No disrespect to the dead intended — be it John Entwistle, beloved anchor of THE WHO, or workingman's drummer Cozy Powell, both of whom have left us. But this record, recorded in the mid-'90s, was shelved by JUDAS PRIEST axeman Glenn Tipton's label for a reason. That reason being: it sucks. Even stalwart PRIEST fans had to stretch their loyalty to the limits to support the Tipton solo album that did get released, 1997's cheap-bin staple "Baptizm of Fire". But this one, not even a mother could love.

Chief offender is Tipton's self-confessed bad singing voice — at his best, he's barely passable, a county-fair Paul Rodgers with a head cold. At his worst, he'll strain to hit a note and turn your stomach. Throughout the entire album, his voice is drowned in studio effects like a cheap steak in A-1 sauce, making it sound like he's warbling in the shower and the mic is in the next room over (a technique that might have actually yielded better results). Listen to the title track for just the most heinous example of the echo, delay, backing vocals and general chicanery keeping Tipton's vocal from making dogs howl and babies cry.
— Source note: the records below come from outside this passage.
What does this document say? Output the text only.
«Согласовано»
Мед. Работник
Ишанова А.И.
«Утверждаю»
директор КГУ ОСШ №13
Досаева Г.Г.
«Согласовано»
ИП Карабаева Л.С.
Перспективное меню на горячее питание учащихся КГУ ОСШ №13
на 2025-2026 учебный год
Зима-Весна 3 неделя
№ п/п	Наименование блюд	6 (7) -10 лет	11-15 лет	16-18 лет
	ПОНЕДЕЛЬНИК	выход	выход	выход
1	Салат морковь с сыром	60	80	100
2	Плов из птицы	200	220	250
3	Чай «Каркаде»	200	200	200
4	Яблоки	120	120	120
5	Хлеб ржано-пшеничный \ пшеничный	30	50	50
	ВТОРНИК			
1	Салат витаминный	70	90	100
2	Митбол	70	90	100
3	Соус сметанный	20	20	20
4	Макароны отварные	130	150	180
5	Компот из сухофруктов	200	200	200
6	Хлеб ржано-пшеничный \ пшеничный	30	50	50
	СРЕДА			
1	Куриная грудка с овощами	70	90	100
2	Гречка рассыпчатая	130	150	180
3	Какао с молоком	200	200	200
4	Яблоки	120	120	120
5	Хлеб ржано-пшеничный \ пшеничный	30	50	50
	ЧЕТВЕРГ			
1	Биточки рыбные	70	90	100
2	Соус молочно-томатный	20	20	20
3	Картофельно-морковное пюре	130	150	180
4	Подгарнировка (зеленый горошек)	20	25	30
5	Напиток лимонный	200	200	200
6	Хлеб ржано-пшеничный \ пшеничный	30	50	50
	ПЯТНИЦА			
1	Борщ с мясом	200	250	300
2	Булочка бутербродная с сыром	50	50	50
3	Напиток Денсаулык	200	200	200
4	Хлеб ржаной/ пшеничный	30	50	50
Get past that and you'll hear what sound like throwaways from bad 1980s movie soundtracks — the kind of bloated, keyboard-beglopped corporate metal that clogged the arteries of major labels back in the day. Remember THE FIRM? (If not, allegedly heavy midtempo turd "Walls Cave In" will remind you.) Hell, Robert Palmer shlockfest THE POWER STATION arguably rocked harder than this. Entwistle and Powell do a serviceable job, but are given no room to leave their own stamp on the proceedings — but for the marquee value of their names, it coulda been anyone in the rhythm section.
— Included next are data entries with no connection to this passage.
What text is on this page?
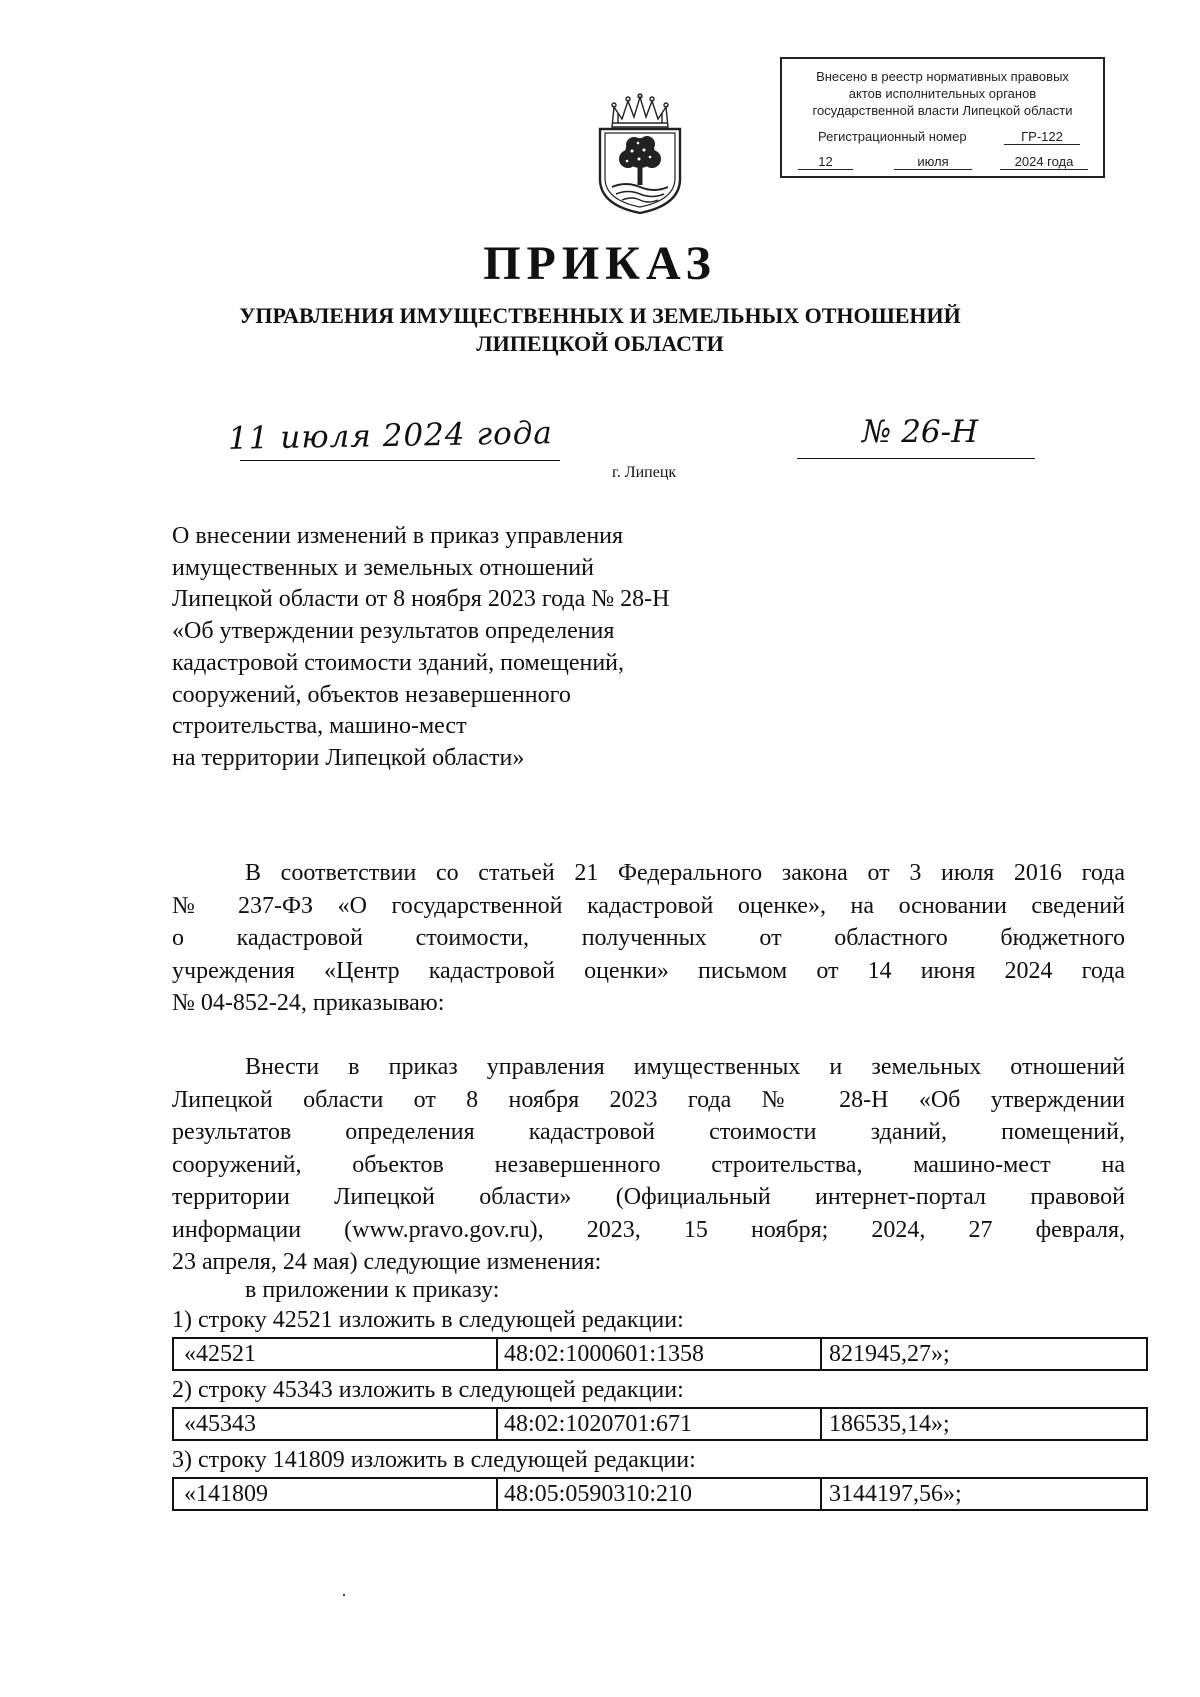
Внесено в реестр нормативных правовых
актов исполнительных органов
государственной власти Липецкой области
Регистрационный номер	ГР-122
12	июля	2024 года
ПРИКАЗ
УПРАВЛЕНИЯ ИМУЩЕСТВЕННЫХ И ЗЕМЕЛЬНЫХ ОТНОШЕНИЙ
ЛИПЕЦКОЙ ОБЛАСТИ
11 июля 2024 года	№ 26-Н
г. Липецк
О внесении изменений в приказ управления
имущественных и земельных отношений
Липецкой области от 8 ноября 2023 года № 28-Н
«Об утверждении результатов определения
кадастровой стоимости зданий, помещений,
сооружений, объектов незавершенного
строительства, машино-мест
на территории Липецкой области»
В соответствии со статьей 21 Федерального закона от 3 июля 2016 года
№ 237-ФЗ «О государственной кадастровой оценке», на основании сведений
о кадастровой стоимости, полученных от областного бюджетного
учреждения «Центр кадастровой оценки» письмом от 14 июня 2024 года
№ 04-852-24, приказываю:
Внести в приказ управления имущественных и земельных отношений
Липецкой области от 8 ноября 2023 года № 28-Н «Об утверждении
результатов определения кадастровой стоимости зданий, помещений,
сооружений, объектов незавершенного строительства, машино-мест на
территории Липецкой области» (Официальный интернет-портал правовой
информации (www.pravo.gov.ru), 2023, 15 ноября; 2024, 27 февраля,
23 апреля, 24 мая) следующие изменения:
в приложении к приказу:
1) строку 42521 изложить в следующей редакции:
«42521	48:02:1000601:1358	821945,27»;
2) строку 45343 изложить в следующей редакции:
«45343	48:02:1020701:671	186535,14»;
3) строку 141809 изложить в следующей редакции:
«141809	48:05:0590310:210	3144197,56»;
The real star of the show, unfortunately, are the keyboards — their dated honks overshadowing Tipton's lead work and rendering the whole album an exercise in mediocrity. The nadir comes at "Give Blood", a song so corny and out-to-lunch it would embarrass HAMMERFALL. Handclaps, blocky snare drum, an irritating guitar hook — you coulda told me this was some forgotten mid-'80s TED NUGENT b-side, and I woulda bought it. Absolute dreck.

Some of these disasters might have made decent, forgettable album cuts for PRIEST — imagine Halford singing lighter-in-the-air anthem "Crime of Passion", and it makes a little sense. Better yet, don't scar yourself by listening to it at all, and spare yourself Tipton's mushmouthed, can't-even-fix-it-in-the-studio, sub-Ringo Starr vocal. Critics of PRIEST's 1997's comeback "Jugulator" wondered why that album was so damn heavy — could it be that Tipton, having purged himself of this horsepill of oddly-produced, echo-y AOR excess, was ready for some real metal again?

All of us — you, me, and especially Glenn Tipton himself — are damned lucky he didn't quit his day job.